A spokeswoman for Tipping said as an employee of the Stand Up for Students Campaign he worked as an outreach coordinator speaking to school boards, city councils and others about the ballot question.

Wayne, the director of the ethics commission, said the situation was not unheard of for members of the citizen Legislature.

“Legislators have campaign and political skills and are occasionally offered paid employment from political groups, such as party committees or PACs. Both Maine Clean Election Act and traditionally financed candidates may accept these offers of employment,” Wayne said in an email.

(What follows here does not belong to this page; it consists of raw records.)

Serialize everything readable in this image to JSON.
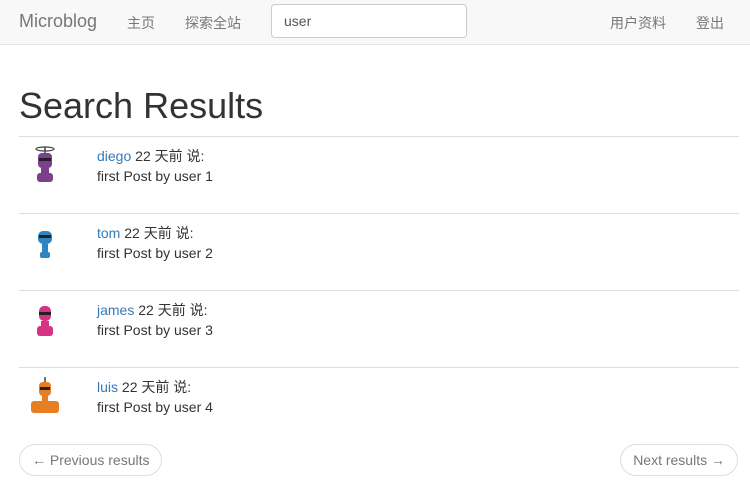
{
  "nav": {
    "brand": "Microblog",
    "home": "主页",
    "explore": "探索全站",
    "search_value": "user",
    "profile": "用户资料",
    "logout": "登出"
  },
  "page": {
    "title": "Search Results"
  },
  "results": [
    {
      "username": "diego",
      "meta": " 22 天前 说:",
      "body": "first Post by user 1",
      "avatar_color": "#7b3f8c"
    },
    {
      "username": "tom",
      "meta": " 22 天前 说:",
      "body": "first Post by user 2",
      "avatar_color": "#2e86c1"
    },
    {
      "username": "james",
      "meta": " 22 天前 说:",
      "body": "first Post by user 3",
      "avatar_color": "#d63384"
    },
    {
      "username": "luis",
      "meta": " 22 天前 说:",
      "body": "first Post by user 4",
      "avatar_color": "#e67e22"
    }
  ],
  "pager": {
    "prev_label": "← Previous results",
    "next_label": "Next results →"
  }
}
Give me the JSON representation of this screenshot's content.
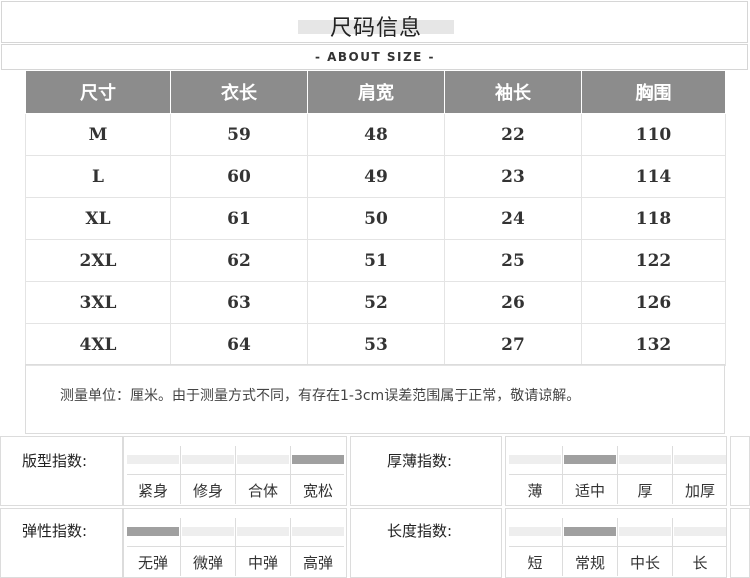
{
  "header": {
    "title": "尺码信息",
    "subtitle": "- ABOUT SIZE -"
  },
  "table": {
    "columns": [
      "尺寸",
      "衣长",
      "肩宽",
      "袖长",
      "胸围"
    ],
    "rows": [
      [
        "M",
        "59",
        "48",
        "22",
        "110"
      ],
      [
        "L",
        "60",
        "49",
        "23",
        "114"
      ],
      [
        "XL",
        "61",
        "50",
        "24",
        "118"
      ],
      [
        "2XL",
        "62",
        "51",
        "25",
        "122"
      ],
      [
        "3XL",
        "63",
        "52",
        "26",
        "126"
      ],
      [
        "4XL",
        "64",
        "53",
        "27",
        "132"
      ]
    ]
  },
  "note": "测量单位：厘米。由于测量方式不同，有存在1-3cm误差范围属于正常，敬请谅解。",
  "indices": [
    {
      "label": "版型指数:",
      "options": [
        "紧身",
        "修身",
        "合体",
        "宽松"
      ],
      "selected": 3
    },
    {
      "label": "厚薄指数:",
      "options": [
        "薄",
        "适中",
        "厚",
        "加厚"
      ],
      "selected": 1
    },
    {
      "label": "弹性指数:",
      "options": [
        "无弹",
        "微弹",
        "中弹",
        "高弹"
      ],
      "selected": 0
    },
    {
      "label": "长度指数:",
      "options": [
        "短",
        "常规",
        "中长",
        "长"
      ],
      "selected": 1
    }
  ]
}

“Rep. (Tipping) asked the commission staff for informal advice in May 2016 before beginning the work. We advised that he could accept the employment within the conflict of interest standards in the Legislative Ethics Law … provided that the PAC did not offer the work to him for the purpose of influencing him in the performance of his duties as a Legislator,” Wayne said.

Wayne said the law gives legislators discretion about whether to recuse themselves based on current or past employment. However, he said, “based on the factual information available to me (including the Republican Party’s news release), it seems unlikely that the Representative’s past work for the PAC would require him to recuse himself from legislation relating to taxation or education funding. … The issue of assignment as a committee chair is within the discretion of legislative leadership. The Legislative Ethics Law does not offer any guidance on this question.”

Also during his radio interview Tuesday, LePage again took aim at the Maine Public Utilities Commission and called on all three commissioners to step aside. Though LePage appointed all three, he said he failed by putting the wrong people on the commission and lamented the commission’s recent ruling on solar net metering.

“They have failed their jobs, I have failed by not putting the right people in there,” LePage said. “And yes, I wished they would all resign. They failed, their responsibility was to lower the cost of energy, lower the cost of people’s electricity, but do no harm to the environment. That was a simple little process and they failed.”